Re: [DISCUSS] Updating Arrow's "elevator pitch" on web properties

Posted by Wes McKinney <we...@gmail.com>.

Thanks Julian, I like the changes.

For the last part I agree listing languages is good; we would do well
to include JavaScript and Ruby in that list. Hopefully the list will
keep growing longer!

On Sat, Oct 21, 2017 at 4:20 PM, Julian Hyde <jh...@apache.org> wrote:
> Your proposed version is definitely an improvement.
>
>> "Apache Arrow is a cross-language development platform for in-memory
>> structured data access and analytics. It specifies a standardized
>> language-independent columnar memory format for flat and hierarchical
>> data, with support for zero-copy streaming messaging and interprocess
>> communication. It also provides computational libraries for efficient
>> in-memory analytics on modern hardware.”
>
> I propose a few tweaks:
>
> Simplify sentence 1 to
>
>   Apache Arrow is a cross-language development platform for in-memory
>   data.
>
> This is easier to parse, captures the gist, and the other parts are covered
> in later sentences.
>
> To me, the cache-efficient format is more fundamental important than
> streaming and IPC (you can build the latter). Therefore I’d change
> sentence 2 to
>
>   It specifies a standardized language-independent columnar memory
>   format for flat and hierarchical data, organized for efficient analytic
>   operations on modern hardware.
>
> Which leaves sentence 3 as
>
>   It also provides computational libraries for zero-copy streaming
>   messaging and interprocess communication.
>
> And add sentence 4,
>
>   Languages supported include C and C++, Java, and Python.
>
> Julian
>
>> On Oct 21, 2017, at 10:58 AM, Wes McKinney <we...@gmail.com> wrote:
>>
>> I believe we would benefit from modified language to describe the
>> nature and scope of the Arrow project.
>>
>> Currently, our GitHub project description (and what we use in release
>> announcements) states:
>>
>> "Apache Arrow is a columnar in-memory analytics layer designed to
>> accelerate big data. It houses a set of canonical in-memory
>> representations of flat and hierarchical data along with multiple
>> language-bindings for structure manipulation. It also provides IPC and
>> common algorithm implementations."
>>
>> I think this could be perhaps restated in the following way:
>>
>> "Apache Arrow is a cross-language development platform for in-memory
>> structured data access and analytics. It specifies a standardized
>> language-independent columnar memory format for flat and hierarchical
>> data, with support for zero-copy streaming messaging and interprocess
>> communication. It also provides computational libraries for efficient
>> in-memory analytics on modern hardware."
>>
>> It is true that we have been mostly focused on hardening the details
>> of the Arrow format and related issues around messaging and IPC, which
>> are necessary for everything else we may contemplate building in the
>> future. Since I plan to be building a library of computational tools
>> in C++ for the native code community (Python, Ruby, R, etc.), I think
>> it would be a good idea to clearly state that building general purpose
>> analytics implementations (i.e. the sorts of things you find in "data
>> frame libraries" like pandas) is part of the mission of the project.
>>
>> Feedback on the above would be appreciated how we could do a better
>> job representing our past, present, and future community goals.
>>
>> Thanks
>> Wes
>

Re: [DISCUSS] Updating Arrow's "elevator pitch" on web properties

Posted by Julian Hyde <jh...@apache.org>.

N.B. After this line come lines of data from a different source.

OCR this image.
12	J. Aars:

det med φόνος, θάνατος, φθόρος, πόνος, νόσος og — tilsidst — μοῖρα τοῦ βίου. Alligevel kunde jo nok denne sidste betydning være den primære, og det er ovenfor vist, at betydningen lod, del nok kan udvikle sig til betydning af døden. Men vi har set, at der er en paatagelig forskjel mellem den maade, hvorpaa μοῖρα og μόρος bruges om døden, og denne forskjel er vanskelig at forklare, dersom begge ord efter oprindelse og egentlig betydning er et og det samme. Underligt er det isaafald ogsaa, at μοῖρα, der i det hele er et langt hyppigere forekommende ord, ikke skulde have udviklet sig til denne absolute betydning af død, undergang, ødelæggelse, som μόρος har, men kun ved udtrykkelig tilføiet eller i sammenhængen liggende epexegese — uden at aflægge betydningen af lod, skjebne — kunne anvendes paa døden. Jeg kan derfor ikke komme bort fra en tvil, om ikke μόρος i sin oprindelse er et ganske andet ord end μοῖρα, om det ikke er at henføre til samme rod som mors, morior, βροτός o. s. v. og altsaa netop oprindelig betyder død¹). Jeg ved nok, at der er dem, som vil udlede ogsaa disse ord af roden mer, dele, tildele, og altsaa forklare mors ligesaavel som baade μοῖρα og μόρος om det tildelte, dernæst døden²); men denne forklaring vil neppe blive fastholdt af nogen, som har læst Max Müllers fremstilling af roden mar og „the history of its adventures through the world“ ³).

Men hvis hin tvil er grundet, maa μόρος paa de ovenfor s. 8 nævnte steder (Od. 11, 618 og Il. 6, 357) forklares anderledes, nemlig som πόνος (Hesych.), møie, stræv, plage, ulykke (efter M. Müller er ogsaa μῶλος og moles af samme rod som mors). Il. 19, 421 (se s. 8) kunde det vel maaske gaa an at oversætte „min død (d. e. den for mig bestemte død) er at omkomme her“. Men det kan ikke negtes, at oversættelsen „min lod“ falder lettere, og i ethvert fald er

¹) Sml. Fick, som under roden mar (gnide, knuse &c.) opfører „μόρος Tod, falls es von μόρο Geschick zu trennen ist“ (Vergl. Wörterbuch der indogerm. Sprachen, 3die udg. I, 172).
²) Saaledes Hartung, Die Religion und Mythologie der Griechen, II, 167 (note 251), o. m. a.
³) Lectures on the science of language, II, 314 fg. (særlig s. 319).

Your proposed version is definitely an improvement.

> "Apache Arrow is a cross-language development platform for in-memory
> structured data access and analytics. It specifies a standardized
> language-independent columnar memory format for flat and hierarchical
> data, with support for zero-copy streaming messaging and interprocess
> communication. It also provides computational libraries for efficient
> in-memory analytics on modern hardware.”

I propose a few tweaks:

Simplify sentence 1 to

  Apache Arrow is a cross-language development platform for in-memory
  data.

This is easier to parse, captures the gist, and the other parts are covered
in later sentences.

To me, the cache-efficient format is more fundamental important than
streaming and IPC (you can build the latter). Therefore I’d change
sentence 2 to

  It specifies a standardized language-independent columnar memory
  format for flat and hierarchical data, organized for efficient analytic
  operations on modern hardware.

Which leaves sentence 3 as

  It also provides computational libraries for zero-copy streaming
  messaging and interprocess communication.

And add sentence 4,

  Languages supported include C and C++, Java, and Python.

Julian

> On Oct 21, 2017, at 10:58 AM, Wes McKinney <we...@gmail.com> wrote:
> 
> I believe we would benefit from modified language to describe the
> nature and scope of the Arrow project.
> 
> Currently, our GitHub project description (and what we use in release
> announcements) states:
> 
> "Apache Arrow is a columnar in-memory analytics layer designed to
> accelerate big data. It houses a set of canonical in-memory
> representations of flat and hierarchical data along with multiple
> language-bindings for structure manipulation. It also provides IPC and
> common algorithm implementations."
> 
> I think this could be perhaps restated in the following way:
> 
> "Apache Arrow is a cross-language development platform for in-memory
> structured data access and analytics. It specifies a standardized
> language-independent columnar memory format for flat and hierarchical
> data, with support for zero-copy streaming messaging and interprocess
> communication. It also provides computational libraries for efficient
> in-memory analytics on modern hardware."
> 
> It is true that we have been mostly focused on hardening the details
> of the Arrow format and related issues around messaging and IPC, which
> are necessary for everything else we may contemplate building in the
> future. Since I plan to be building a library of computational tools
> in C++ for the native code community (Python, Ruby, R, etc.), I think
> it would be a good idea to clearly state that building general purpose
> analytics implementations (i.e. the sorts of things you find in "data
> frame libraries" like pandas) is part of the mission of the project.
> 
> Feedback on the above would be appreciated how we could do a better
> job representing our past, present, and future community goals.
> 
> Thanks
> Wes